De verwachting is een actieve, dynamische asset allocatie, waarbij de multi-asset managers beleggers een evenwichtige total return bieden en er voor zorgen dat men voor een zware correctie als in 2008 wordt behoed.
Het inzicht wat de klant écht wil, namelijk vermogensbehoud, werd de sector duidelijk in 2009 en daarna: het multi-asset fonds Carmignac Patrimoine van de gelijknamige oprichter Eduoard Carmignac (foto) sloot het rampjaar 2008 neutraal af, terwijl anderen soms wel tientallen procenten verlies hadden geleden.
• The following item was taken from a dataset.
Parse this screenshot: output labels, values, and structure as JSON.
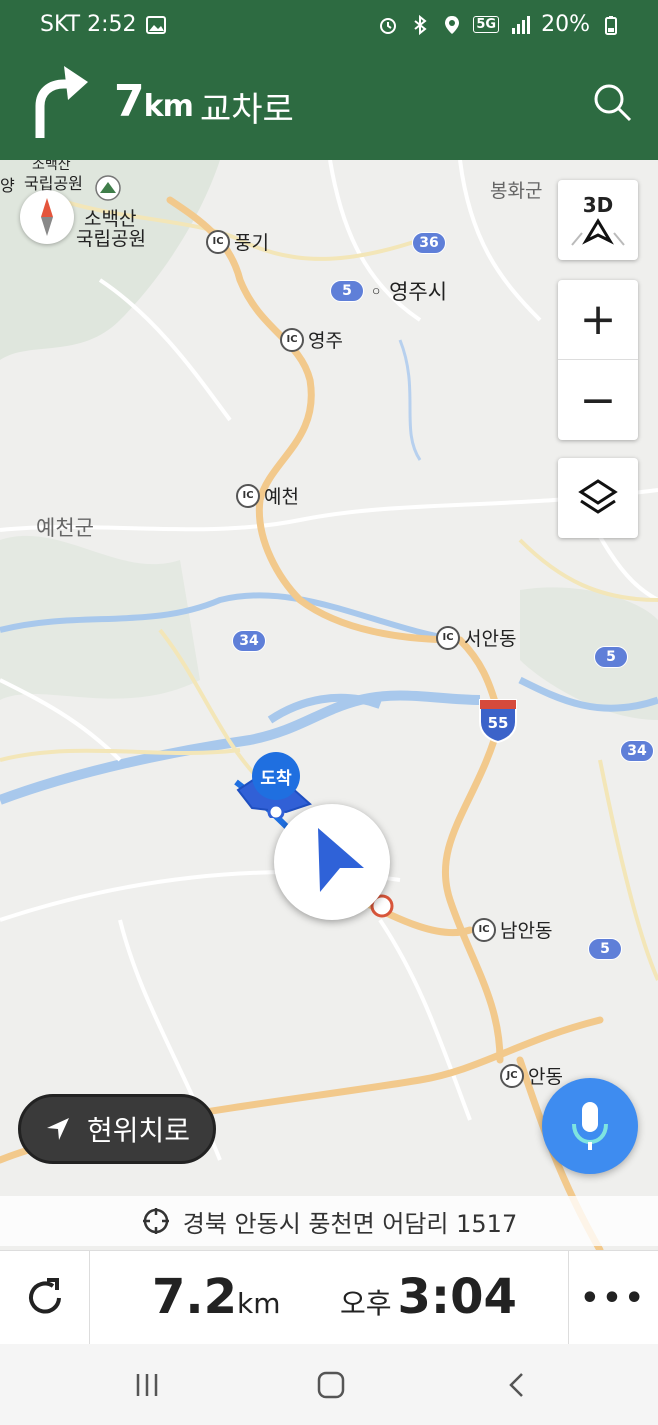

Dat succes werd met een klaterende instroom van tientallen miljarden euro’s beloond.
Fine fleur breekt niet door
Toch breekt de fine fleur van de grote fondshuizen - onder wie ING Investment Management in Nederland - niet echt door, in ieder geval niet bij de grootbanken. De teleurstelling, het onbegrip en de frustratie is daarover groot bij de fondshuizen, vooral ook op de hoofdkantoren in Londen, Parijs, Zürich en in de VS.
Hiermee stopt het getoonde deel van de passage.